Board Chairman Scott Enright said in a statement Tuesday Ken Kakesako will serve as deputy to the chairman effective immediately.

Kakesako has served as the department’s legislative coordinator for the past two years, providing written and oral testimony at the Legislature and serving as board secretary.

He has also advised on the creation of the Kauai Good Neighbor Agricultural Program.

Kakesako previously worked as a legislative administrator and budget analyst in the office of state Sen. Russell Kokubun from 2009 to 2010. He was legislative administrator in the office of state Sen. Gilbert Kahele in 2011.

Kakesako was born and raised in Manoa. He is a graduate of Harvard University.

NTSB report: Plane mostly burned after Lanai crash

LANAI CITY, Lanai — A preliminary report on a fatal Lanai plane crash said the wreckage mostly burned in a post-impact fire.

The National Transportation Safety Board is investigating last month’s crash that killed the pilot and two Maui County Planning Department employees. Three other county employees were seriously injured.

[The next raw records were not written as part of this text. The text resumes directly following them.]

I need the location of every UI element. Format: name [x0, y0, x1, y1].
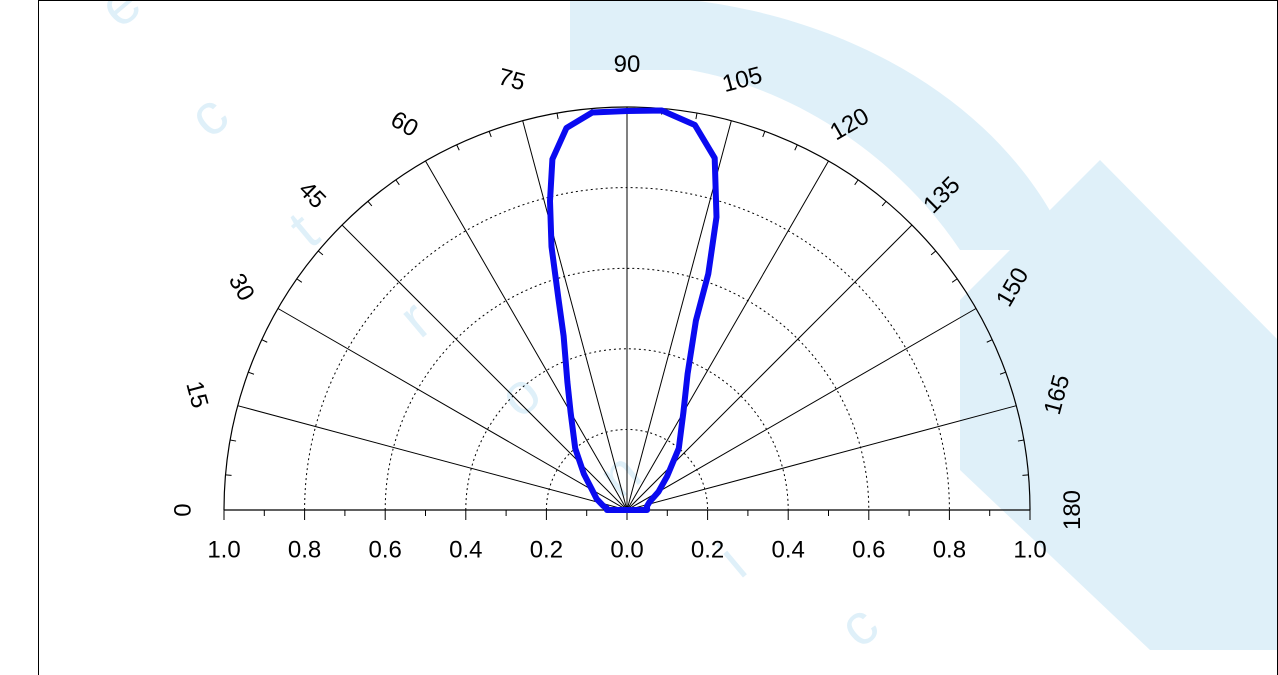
watermark-letter: o: [487, 359, 553, 430]
data-point: [557, 297, 560, 301]
data-point: [677, 446, 681, 450]
data-point: [605, 506, 609, 510]
data-point: [550, 245, 553, 249]
spoke-line: [626, 308, 977, 511]
series-group: [547, 107, 720, 513]
x-tick-label: 0.6: [369, 537, 402, 564]
angle-tick-label: 30: [223, 269, 260, 306]
angle-minor-tick: [367, 200, 373, 207]
watermark-letter: r: [387, 288, 444, 350]
data-point: [601, 504, 605, 508]
angle-tick-label: 60: [386, 106, 423, 143]
angle-minor-tick: [999, 371, 1006, 375]
series-line: [547, 107, 720, 513]
angle-minor-tick: [1022, 474, 1029, 476]
data-point: [565, 126, 568, 130]
data-point: [573, 446, 577, 450]
angle-minor-tick: [248, 371, 255, 375]
watermark-letter: c: [177, 82, 241, 150]
angle-minor-tick: [881, 200, 887, 207]
angle-tick-label: 90: [614, 51, 641, 78]
angle-tick-label: 15: [180, 378, 213, 411]
angle-minor-tick: [986, 339, 993, 343]
angle-minor-tick: [951, 278, 958, 283]
x-tick-label: 0.4: [449, 537, 482, 564]
spoke-line: [277, 308, 628, 511]
data-point: [656, 490, 660, 494]
angle-minor-tick: [230, 439, 237, 442]
data-point: [715, 215, 718, 219]
angle-minor-tick: [556, 113, 559, 120]
data-point: [660, 109, 664, 112]
angle-tick-label: 0: [168, 503, 195, 516]
angle-minor-tick: [225, 474, 232, 476]
spoke-line: [626, 405, 1017, 511]
data-point: [648, 500, 652, 504]
data-point: [582, 472, 586, 476]
spoke-line: [237, 405, 628, 511]
watermark-letter: c: [827, 592, 891, 660]
angle-minor-tick: [395, 179, 400, 186]
angle-minor-tick: [854, 179, 859, 186]
angle-minor-tick: [930, 250, 937, 256]
data-point: [681, 410, 685, 414]
angle-minor-tick: [762, 131, 766, 138]
data-point: [550, 157, 554, 161]
data-point: [562, 334, 566, 338]
radial-grid-circle: [384, 267, 870, 511]
data-point: [694, 319, 698, 323]
angle-minor-tick: [296, 278, 303, 283]
data-point: [713, 156, 717, 160]
angle-minor-tick: [261, 339, 268, 343]
watermark-arc: [570, 0, 1070, 250]
watermark-letter: e: [87, 0, 153, 40]
spoke-line: [522, 120, 628, 511]
angle-tick-label: 45: [293, 176, 331, 214]
data-point: [706, 272, 710, 276]
watermark-letter: t: [277, 200, 331, 260]
spoke-line: [425, 160, 628, 511]
data-point: [665, 474, 669, 478]
spoke-line: [626, 160, 829, 511]
data-point: [645, 508, 649, 512]
x-tick-label: 0.0: [610, 537, 643, 564]
x-tick-label: 0.4: [772, 537, 805, 564]
x-axis: 1.0 0.8 0.6 0.4 0.2 0.0 0.2 0.4 0.6 0.8 1.0: [207, 509, 1047, 564]
data-point: [686, 372, 690, 376]
data-point: [590, 488, 594, 492]
polar-spokes: [237, 107, 1017, 511]
angle-minor-tick: [456, 144, 460, 151]
data-point: [565, 380, 569, 384]
watermark: [570, 0, 1278, 650]
angle-minor-tick: [794, 144, 798, 151]
data-point: [693, 123, 697, 127]
x-tick-label: 0.2: [691, 537, 724, 564]
x-tick-label: 1.0: [1013, 537, 1046, 564]
x-tick-label: 0.6: [852, 537, 885, 564]
data-point: [569, 410, 573, 414]
data-point: [625, 109, 629, 113]
watermark-slash: [960, 160, 1278, 650]
data-point: [590, 111, 594, 114]
data-point: [595, 497, 599, 501]
angle-minor-tick: [317, 250, 324, 256]
x-tick-label: 0.8: [288, 537, 321, 564]
x-tick-label: 0.8: [933, 537, 966, 564]
angle-tick-label: 75: [495, 63, 528, 96]
angle-minor-tick: [1017, 439, 1024, 442]
x-tick-label: 1.0: [207, 537, 240, 564]
angle-tick-label: 180: [1059, 490, 1086, 530]
angle-minor-tick: [695, 113, 698, 120]
x-tick-label: 0.2: [530, 537, 563, 564]
angle-minor-tick: [488, 131, 492, 138]
data-point: [548, 199, 552, 203]
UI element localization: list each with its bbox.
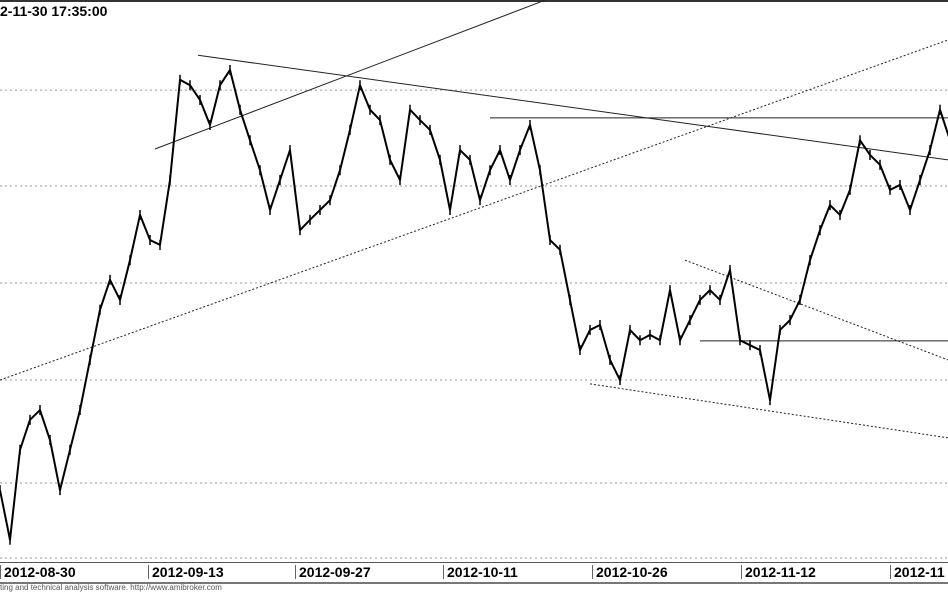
x-axis: 2012-08-30 2012-09-13 2012-09-27 2012-10-11… bbox=[0, 562, 948, 584]
trendline bbox=[197, 54, 948, 161]
price-line bbox=[0, 68, 948, 541]
x-tick-label: 2012-11-12 bbox=[741, 565, 816, 579]
trendline bbox=[154, 0, 546, 150]
x-tick-label: 2012-11 bbox=[890, 565, 945, 579]
top-border bbox=[0, 0, 948, 2]
x-tick-label: 2012-10-11 bbox=[443, 565, 518, 579]
x-tick-label: 2012-09-27 bbox=[295, 565, 371, 579]
price-series bbox=[0, 64, 948, 545]
x-tick-label: 2012-08-30 bbox=[0, 565, 76, 579]
x-tick-label: 2012-09-13 bbox=[148, 565, 224, 579]
x-tick-label: 2012-10-26 bbox=[592, 565, 668, 579]
trendline bbox=[0, 39, 948, 381]
trendline bbox=[684, 259, 948, 361]
price-chart bbox=[0, 0, 948, 559]
chart-title: 2-11-30 17:35:00 bbox=[0, 3, 108, 19]
footer-text: ting and technical analysis software. ht… bbox=[0, 583, 222, 592]
trendlines bbox=[0, 0, 948, 439]
gridlines bbox=[0, 89, 948, 559]
trendline bbox=[589, 383, 948, 439]
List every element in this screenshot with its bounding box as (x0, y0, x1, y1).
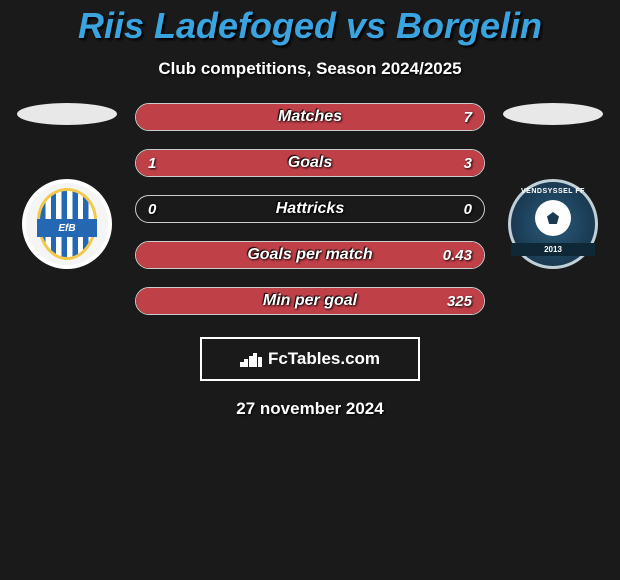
left-team-column: EfB (17, 103, 117, 269)
date-label: 27 november 2024 (236, 399, 383, 419)
stat-label: Min per goal (263, 292, 357, 310)
stat-value-left: 0 (148, 201, 156, 218)
stat-fill-right (223, 150, 484, 176)
stats-container: Matches 7 1 Goals 3 0 Hattricks 0 Goals per matc… (135, 103, 485, 315)
stat-row: Matches 7 (135, 103, 485, 131)
left-team-badge: EfB (22, 179, 112, 269)
stat-value-right: 7 (464, 109, 472, 126)
comparison-content: EfB Matches 7 1 Goals 3 0 Hattricks 0 Goals per … (0, 103, 620, 315)
left-player-placeholder (17, 103, 117, 125)
stat-value-right: 0.43 (443, 247, 472, 264)
left-badge-text: EfB (37, 219, 97, 237)
stat-value-right: 325 (447, 293, 472, 310)
stat-label: Goals per match (247, 246, 372, 264)
page-title: Riis Ladefoged vs Borgelin (78, 5, 542, 47)
stat-label: Goals (288, 154, 332, 172)
stat-value-right: 3 (464, 155, 472, 172)
stat-row: Goals per match 0.43 (135, 241, 485, 269)
stat-value-right: 0 (464, 201, 472, 218)
brand-box[interactable]: FcTables.com (200, 337, 420, 381)
stat-row: 1 Goals 3 (135, 149, 485, 177)
stat-value-left: 1 (148, 155, 156, 172)
subtitle: Club competitions, Season 2024/2025 (158, 59, 461, 79)
stat-row: Min per goal 325 (135, 287, 485, 315)
right-badge-year: 2013 (511, 243, 595, 256)
right-player-placeholder (503, 103, 603, 125)
stat-row: 0 Hattricks 0 (135, 195, 485, 223)
stat-label: Hattricks (276, 200, 344, 218)
football-icon (535, 200, 571, 236)
right-team-column: VENDSYSSEL FF 2013 (503, 103, 603, 269)
bar-chart-icon (240, 351, 262, 367)
stat-label: Matches (278, 108, 342, 126)
brand-label: FcTables.com (268, 349, 380, 369)
right-team-badge: VENDSYSSEL FF 2013 (508, 179, 598, 269)
right-badge-text: VENDSYSSEL FF (511, 188, 595, 195)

The NTSB report released Wednesday said visibility was clear and that the crash left a 640-foot-long debris field.

The Piper PA-31 crashed in a former pineapple field shortly after taking off from Lanai Airport. It was bound for Kahului.

The NTSB said what remains of the airplane has been moved to a secure location for further examination.

NTSB spokesman Peter Knudson said preliminary reports contain factual details of the investigation but no analysis. Fatal crash investigations can last about one year.

Uniformed Honolulu police must hide tattoos

HONOLULU — A new Honolulu Police Department policy is requiring uniformed officers to cover up their tattoos.

Chief Louis Kealoha told KHON-TV about 20 percent of the officers have visible tattoos. He said it was a difficult decision that has generated mixed reaction.

The chief said there’s a trend among police departments nationwide to require uniformed officers to hide their tattoos.

Kealoha, who has tattoos, said the policy is about improving the department’s professional image.

Officers will have to use long-sleeved uniforms to cover arm tattoos and makeup for tattoos on their necks or hands.

The policy goes into effect July 1.

Undercover and plain-clothes officers will be exempt.

Honolulu weighs raising taxes on vacation rentals

HONOLULU — Honolulu’s city council is considering raising taxes on residential vacation rentals.

The Honolulu Star-Advertiser reported the measure up for first vote Wednesday would create a new tax category for homes that rent short-term rooms.

Bed and breakfasts and short-term rental vacation homes presently pay property taxes of $3.50 per $1,000 of assessed value. Hotels pay more than triple that rate.

Chairman Ernie Martin of the city council wrote the bill. He said the measure would tax short-term rentals more like a business.

Vacation rental owners say their profits already are low. They say a tax hike would drive some owners out of business and discourage owners of illegal rental operations from wanting to become legal.